AI, Children, and Our Montessori Responsibility

AI is becoming an agent in our civilization. And like every new agent, we must ask what role it will play in nature and supranature. Will it support interdependence? Will it contribute to a harmonious whole? That’s the great test AI presents to humanity. Are we aware enough, ethically, morally, spiritually, to create a new kind of agent? If AI one day parallels human intelligence, will we have given it a direction aligned with the cosmic plan?

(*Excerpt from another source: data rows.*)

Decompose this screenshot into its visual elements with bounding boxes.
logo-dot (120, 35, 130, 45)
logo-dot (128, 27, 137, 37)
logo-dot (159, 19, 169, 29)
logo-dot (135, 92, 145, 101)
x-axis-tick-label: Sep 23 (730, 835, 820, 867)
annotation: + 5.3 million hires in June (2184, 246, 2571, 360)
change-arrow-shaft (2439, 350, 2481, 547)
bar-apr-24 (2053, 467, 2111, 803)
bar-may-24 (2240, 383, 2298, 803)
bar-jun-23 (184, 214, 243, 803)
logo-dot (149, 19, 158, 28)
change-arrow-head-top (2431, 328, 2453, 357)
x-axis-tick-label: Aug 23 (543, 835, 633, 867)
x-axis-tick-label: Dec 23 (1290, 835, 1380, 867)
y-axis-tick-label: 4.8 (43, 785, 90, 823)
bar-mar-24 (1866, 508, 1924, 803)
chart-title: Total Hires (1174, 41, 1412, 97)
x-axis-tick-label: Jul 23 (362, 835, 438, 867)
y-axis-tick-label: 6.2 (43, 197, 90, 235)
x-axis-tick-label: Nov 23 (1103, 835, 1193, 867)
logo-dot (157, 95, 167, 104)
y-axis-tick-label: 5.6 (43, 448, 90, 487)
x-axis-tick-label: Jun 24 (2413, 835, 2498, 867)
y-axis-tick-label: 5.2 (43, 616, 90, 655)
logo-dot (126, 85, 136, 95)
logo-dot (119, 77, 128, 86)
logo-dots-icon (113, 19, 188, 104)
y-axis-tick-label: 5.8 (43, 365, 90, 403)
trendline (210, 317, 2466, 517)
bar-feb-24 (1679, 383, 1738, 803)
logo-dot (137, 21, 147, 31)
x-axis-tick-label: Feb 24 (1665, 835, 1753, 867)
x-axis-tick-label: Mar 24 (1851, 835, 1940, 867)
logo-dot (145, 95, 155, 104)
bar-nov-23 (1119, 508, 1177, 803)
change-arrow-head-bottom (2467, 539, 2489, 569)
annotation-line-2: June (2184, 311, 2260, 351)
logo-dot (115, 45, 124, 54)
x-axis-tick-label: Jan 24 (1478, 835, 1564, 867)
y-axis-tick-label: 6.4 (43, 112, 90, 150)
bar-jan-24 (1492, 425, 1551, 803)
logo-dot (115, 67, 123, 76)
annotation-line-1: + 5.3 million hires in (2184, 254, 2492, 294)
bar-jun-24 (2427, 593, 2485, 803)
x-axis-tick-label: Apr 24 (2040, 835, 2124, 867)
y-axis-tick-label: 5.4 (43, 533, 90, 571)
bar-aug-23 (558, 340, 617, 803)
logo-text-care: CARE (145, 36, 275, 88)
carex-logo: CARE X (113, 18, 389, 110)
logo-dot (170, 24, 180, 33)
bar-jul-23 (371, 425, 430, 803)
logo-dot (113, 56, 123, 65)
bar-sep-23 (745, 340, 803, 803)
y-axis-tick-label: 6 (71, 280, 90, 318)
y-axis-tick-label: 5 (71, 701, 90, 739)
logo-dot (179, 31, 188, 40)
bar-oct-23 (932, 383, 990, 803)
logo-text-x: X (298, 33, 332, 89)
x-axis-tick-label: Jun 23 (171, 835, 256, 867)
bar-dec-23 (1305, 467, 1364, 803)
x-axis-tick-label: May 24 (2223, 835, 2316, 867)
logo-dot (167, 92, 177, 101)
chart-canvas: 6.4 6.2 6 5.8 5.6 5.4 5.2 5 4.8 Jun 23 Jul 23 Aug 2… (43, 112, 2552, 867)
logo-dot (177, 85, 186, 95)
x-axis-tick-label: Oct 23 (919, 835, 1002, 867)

A more practical question often asked is: should we use AI with children? My response: I don’t think we can stop AI from being in children’s environments. So the question becomes: how do we prepare AI to interact with children? Today, no AI is suitable for children under 12. Why? Because they still show deviations, biases, and hallucinations. They sound confident, even when wrong. They trick adults. They’re certainly not ready for children.

But AI will soon be everywhere. Home devices like Google and Alexa are integrating AI. Robotics are becoming cheaper and more available. Children will interact with robots. So we must ask: will those robots be ready to interact in a way that respects development? We need AI that recognizes emotion. A concept called “Theory of Mind” comes from psychology, the capacity to understand that others think differently than I do. Some AI research is exploring this. Beyond that is empathy. Not just recognizing emotion, but responding to it. That requires understanding context, culture, and the lived experience behind words.

If AI is to be near children, it must be able to interact with their reality, with the uniqueness of each child.

That’s what we do as educators. We read each child’s state of mind. We don’t follow recipes. We respond to where they are. If we couldn’t do that, we’d be robots, applying generic rules.

So again, the question isn’t “Should we bring ChatGPT into the classroom?” The question is: What kind of AI is appropriate to support children in their development?

As Montessorians, we hold precious knowledge about human development. What is our responsibility here? Who should we talk to? What role can we play? Let’s not be driven by fear. Let’s ask what we can do. Progress is happening. We can’t stop it. But we can help it align with the cosmic evolution of things.

AI is perhaps our new cosmic responsibility. And if we can develop it ethically, it might become one of our greatest contributions to the universe. A bridge back to the whole. But like any powerful tool, it could divide or unite. And it is our collective responsibility to ensure it serves the cosmic plan.